2/3/15

Nada más bajar del tren sentí la desproporción de los vagones respecto al espacio arquitectónico, como si un vehículo del futuro se hubiese metido en una caja de zapatos de hace doscientos años, con su techo de hierros forjados y cristales a dos aguas y las farolas en decadencia que parecían cerillas de niña pobre que nos diesen la bienvenida a Valladolid. De esa misma estación salió mi abuelo en 1921 para luchar en una guerra lejana. Ahora era yo el que llegaba. El taxi atravesó calles mustias con edificios de aspecto sucio. Algo en el aire me hizo pensar que acababan de salir de la batalla del invierno y jugaban a que yo era el general que atravesaba la línea del frente para evaluar las bajas y levantar la moral de los soldados. Casi siempre nuestro acercamiento a la realidad se basa en conjeturas, en juegos alegóricos que nos permiten situarnos en el tablero y decir: Esta es mi misión, esta es mi finalidad en el mapa que piso.
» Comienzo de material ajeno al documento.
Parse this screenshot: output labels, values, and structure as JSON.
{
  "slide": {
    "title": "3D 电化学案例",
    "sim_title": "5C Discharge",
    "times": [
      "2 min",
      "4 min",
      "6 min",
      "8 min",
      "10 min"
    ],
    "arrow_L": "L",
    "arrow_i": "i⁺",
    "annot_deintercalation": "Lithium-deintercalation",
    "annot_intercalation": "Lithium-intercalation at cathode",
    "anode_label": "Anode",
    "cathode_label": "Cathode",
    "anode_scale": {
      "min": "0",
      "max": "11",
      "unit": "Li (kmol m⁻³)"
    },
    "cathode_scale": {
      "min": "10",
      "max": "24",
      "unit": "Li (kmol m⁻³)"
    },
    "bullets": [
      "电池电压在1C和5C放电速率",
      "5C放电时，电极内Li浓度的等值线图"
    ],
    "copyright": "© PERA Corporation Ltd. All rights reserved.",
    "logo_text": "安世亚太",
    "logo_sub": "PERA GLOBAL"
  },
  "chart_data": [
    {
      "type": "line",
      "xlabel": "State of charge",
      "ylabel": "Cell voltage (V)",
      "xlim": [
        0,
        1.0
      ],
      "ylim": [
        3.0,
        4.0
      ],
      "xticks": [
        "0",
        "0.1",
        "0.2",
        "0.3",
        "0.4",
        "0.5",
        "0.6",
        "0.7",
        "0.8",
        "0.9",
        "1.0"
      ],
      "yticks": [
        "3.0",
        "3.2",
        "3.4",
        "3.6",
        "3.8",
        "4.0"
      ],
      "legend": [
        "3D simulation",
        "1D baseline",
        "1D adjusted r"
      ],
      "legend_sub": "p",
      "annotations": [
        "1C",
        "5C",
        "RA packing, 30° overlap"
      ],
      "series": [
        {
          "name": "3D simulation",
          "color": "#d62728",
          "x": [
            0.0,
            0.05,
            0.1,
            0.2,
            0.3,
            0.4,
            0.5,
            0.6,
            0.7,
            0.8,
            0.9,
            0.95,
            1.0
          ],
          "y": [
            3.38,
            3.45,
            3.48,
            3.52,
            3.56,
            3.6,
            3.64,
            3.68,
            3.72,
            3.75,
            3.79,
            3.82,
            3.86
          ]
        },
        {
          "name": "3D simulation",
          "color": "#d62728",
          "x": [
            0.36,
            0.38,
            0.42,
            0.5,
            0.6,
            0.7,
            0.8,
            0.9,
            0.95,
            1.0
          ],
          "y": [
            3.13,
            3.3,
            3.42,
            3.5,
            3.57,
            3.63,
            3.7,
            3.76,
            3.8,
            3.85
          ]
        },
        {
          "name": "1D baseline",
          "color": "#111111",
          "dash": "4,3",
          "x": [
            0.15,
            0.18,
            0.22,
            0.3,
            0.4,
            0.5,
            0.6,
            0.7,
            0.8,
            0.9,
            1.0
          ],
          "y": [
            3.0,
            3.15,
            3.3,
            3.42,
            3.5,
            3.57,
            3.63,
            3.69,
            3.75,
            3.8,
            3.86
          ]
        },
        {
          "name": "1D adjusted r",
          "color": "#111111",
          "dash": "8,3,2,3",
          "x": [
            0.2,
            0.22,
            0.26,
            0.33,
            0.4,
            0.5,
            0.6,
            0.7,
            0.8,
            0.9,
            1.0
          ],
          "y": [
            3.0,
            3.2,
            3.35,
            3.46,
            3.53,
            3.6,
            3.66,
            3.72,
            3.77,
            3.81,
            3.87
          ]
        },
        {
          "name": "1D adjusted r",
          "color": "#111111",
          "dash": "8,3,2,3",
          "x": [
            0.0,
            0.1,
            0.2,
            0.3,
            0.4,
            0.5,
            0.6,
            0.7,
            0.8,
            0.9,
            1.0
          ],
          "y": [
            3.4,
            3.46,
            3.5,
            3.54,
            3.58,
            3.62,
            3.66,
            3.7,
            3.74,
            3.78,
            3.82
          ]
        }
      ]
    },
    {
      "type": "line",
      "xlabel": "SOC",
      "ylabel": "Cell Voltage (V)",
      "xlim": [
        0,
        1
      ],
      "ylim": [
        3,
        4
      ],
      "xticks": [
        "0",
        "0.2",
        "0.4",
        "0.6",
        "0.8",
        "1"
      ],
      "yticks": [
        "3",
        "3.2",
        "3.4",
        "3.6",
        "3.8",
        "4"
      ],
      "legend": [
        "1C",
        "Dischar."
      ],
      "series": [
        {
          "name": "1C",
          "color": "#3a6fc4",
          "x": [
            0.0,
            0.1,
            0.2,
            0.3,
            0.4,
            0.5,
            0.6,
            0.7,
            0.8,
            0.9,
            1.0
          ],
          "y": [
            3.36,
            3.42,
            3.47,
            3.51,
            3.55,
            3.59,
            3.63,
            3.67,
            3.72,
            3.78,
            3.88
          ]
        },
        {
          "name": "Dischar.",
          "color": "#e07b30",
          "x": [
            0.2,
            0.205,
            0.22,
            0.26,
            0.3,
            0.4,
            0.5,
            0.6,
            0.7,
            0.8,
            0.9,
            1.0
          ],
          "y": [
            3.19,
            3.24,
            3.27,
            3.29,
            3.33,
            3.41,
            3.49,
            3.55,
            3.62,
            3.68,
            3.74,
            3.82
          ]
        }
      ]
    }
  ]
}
Ya en las afueras llegamos a un descampado en el que habían levantado un edificio racionalista, un capricho del porvenir que hablaba de la necesidad de futuro que le imprimimos a todas nuestras obras. Contrastaba con el aspecto dejado del campo de fútbol que, a unos trescientos metros, daba la sensación de pariente pobre condenado a la envidia. Entramos para la reunión. Desde mi silla podía seguir disfrutando de la nobleza longitudinal de Castilla, una gran extensión plana sobre la que es muy fácil desesperarse o concentrarse en la idea del infinito, a la vez que realiza contrapuntos con el que ejecuta esa visión y sólo mantiene una relación finita con el mundo. Acabada la reunión volvimos a atravesar en taxi la ciudad. Como faltaban dos horas para el tren, decidimos tomar algo en un espacio gourmet que habían abierto en una nave antigua de talleres junto a la estación. Puede que allí mismo formaran los batallones en 1921 para ir a África. Ahora había puestos de sushi, mini hamburguesas, vinotecas y un dj que ponía música electrónica brasileña. El tiempo no tiene respeto por nada. En el andén volví a tener la misma sensación de la ida: Una desproporción abusiva del artefacto de morro afilado metido a la fuerza en un escenario del pasado. El Ave tomó velocidad entre rectas de trigo y girasoles, igual que hubiese hecho un atleta dopado y vanidoso buscando dejar atrás sus orígenes provincianos.